É uma guerra sobre a arquitetura de segurança da Europa, sobre o lugar da Rússia nessa arquitetura e sobre o lugar da Ucrânia nessa arquitetura. E isso significa que esta guerra não pode ser resolvida facilmente promovendo um acordo bilateral entre a Rússia e a Ucrânia.
Portanto, os Estados Unidos estão diretamente envolvidos neste conflito geopolítico maior que está em andamento.
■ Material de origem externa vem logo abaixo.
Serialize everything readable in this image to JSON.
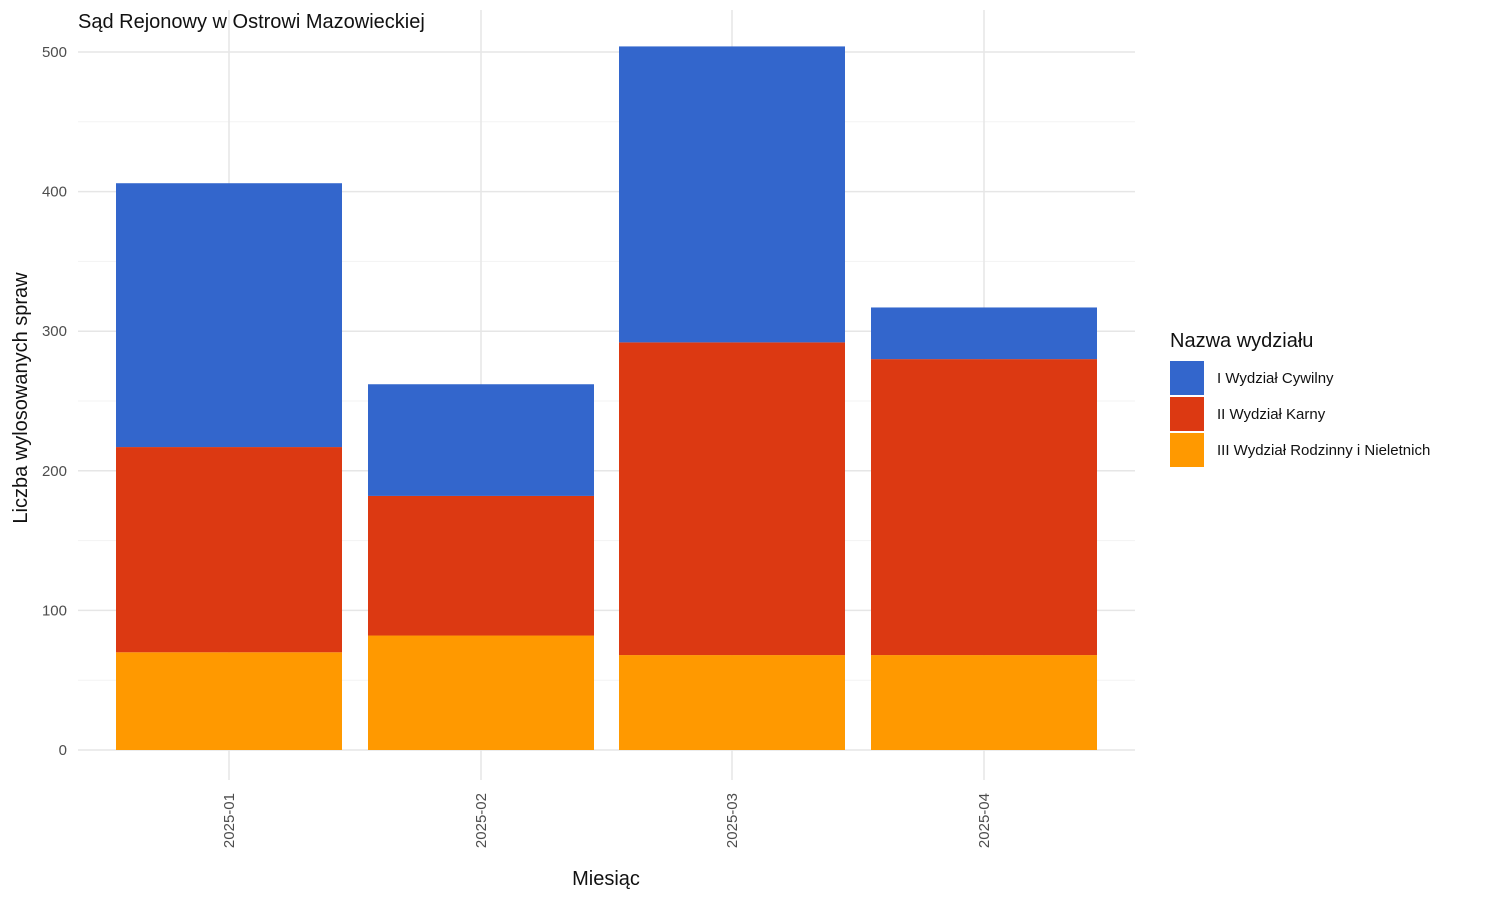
{
  "chart_data": {
    "type": "bar",
    "stacked": true,
    "title": "Sąd Rejonowy w Ostrowi Mazowieckiej",
    "xlabel": "Miesiąc",
    "ylabel": "Liczba wylosowanych spraw",
    "categories": [
      "2025-01",
      "2025-02",
      "2025-03",
      "2025-04"
    ],
    "ylim": [
      0,
      520
    ],
    "yticks": [
      0,
      100,
      200,
      300,
      400,
      500
    ],
    "grid": true,
    "legend": {
      "title": "Nazwa wydziału",
      "position": "right"
    },
    "series": [
      {
        "name": "III Wydział Rodzinny i Nieletnich",
        "color": "#FF9900",
        "values": [
          70,
          82,
          68,
          68
        ]
      },
      {
        "name": "II Wydział Karny",
        "color": "#DC3912",
        "values": [
          147,
          100,
          224,
          212
        ]
      },
      {
        "name": "I Wydział Cywilny",
        "color": "#3366CC",
        "values": [
          189,
          80,
          212,
          37
        ]
      }
    ],
    "legend_order": [
      "I Wydział Cywilny",
      "II Wydział Karny",
      "III Wydział Rodzinny i Nieletnich"
    ]
  }
}
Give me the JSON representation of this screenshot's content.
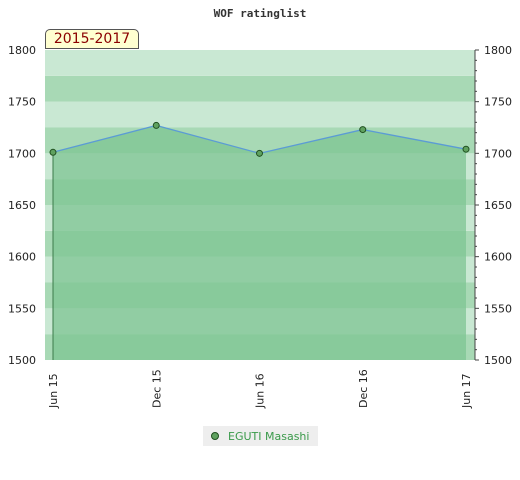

E não pode ser resolvido sem o envolvimento direto dos EUA, sem o envolvimento direto entre Washington e Moscou para abordar questões geopolíticas centrais.
A retaliação da Rússia
O grande problema é que o ataque da Ucrânia afetou a estratégia de segurança nuclear da Rússia. Alguns argumentaram que não havia proteção para os bombardeios nucleares, que estavam expostos abertamente. A explicação para isso é que as disposições do Novo Tratado START (o Acordo de Controle de Armas Estratégicas entre a Rússia e os Estados Unidos) exigem que essas armas, esses bombardeiros, sejam exibidos abertamente em aeródromos para que os satélites do outro lado possam confirmar que cada lado cumpre as limitações numéricas. O problema é que a Ucrânia aproveitou essa exibição exigida pelos acordos de controle de armas entre os Estados Unidos e a Rússia para atacar um elemento da tríade nuclear da Rússia. Se a Rússia não retalia o ataque, isso reforçará as percepções que a Rússia não implementa suas próprias advertências sobre linhas vermelhas e que a Ucrânia e o imperialismo podem agredir a Rússia com total impunidade.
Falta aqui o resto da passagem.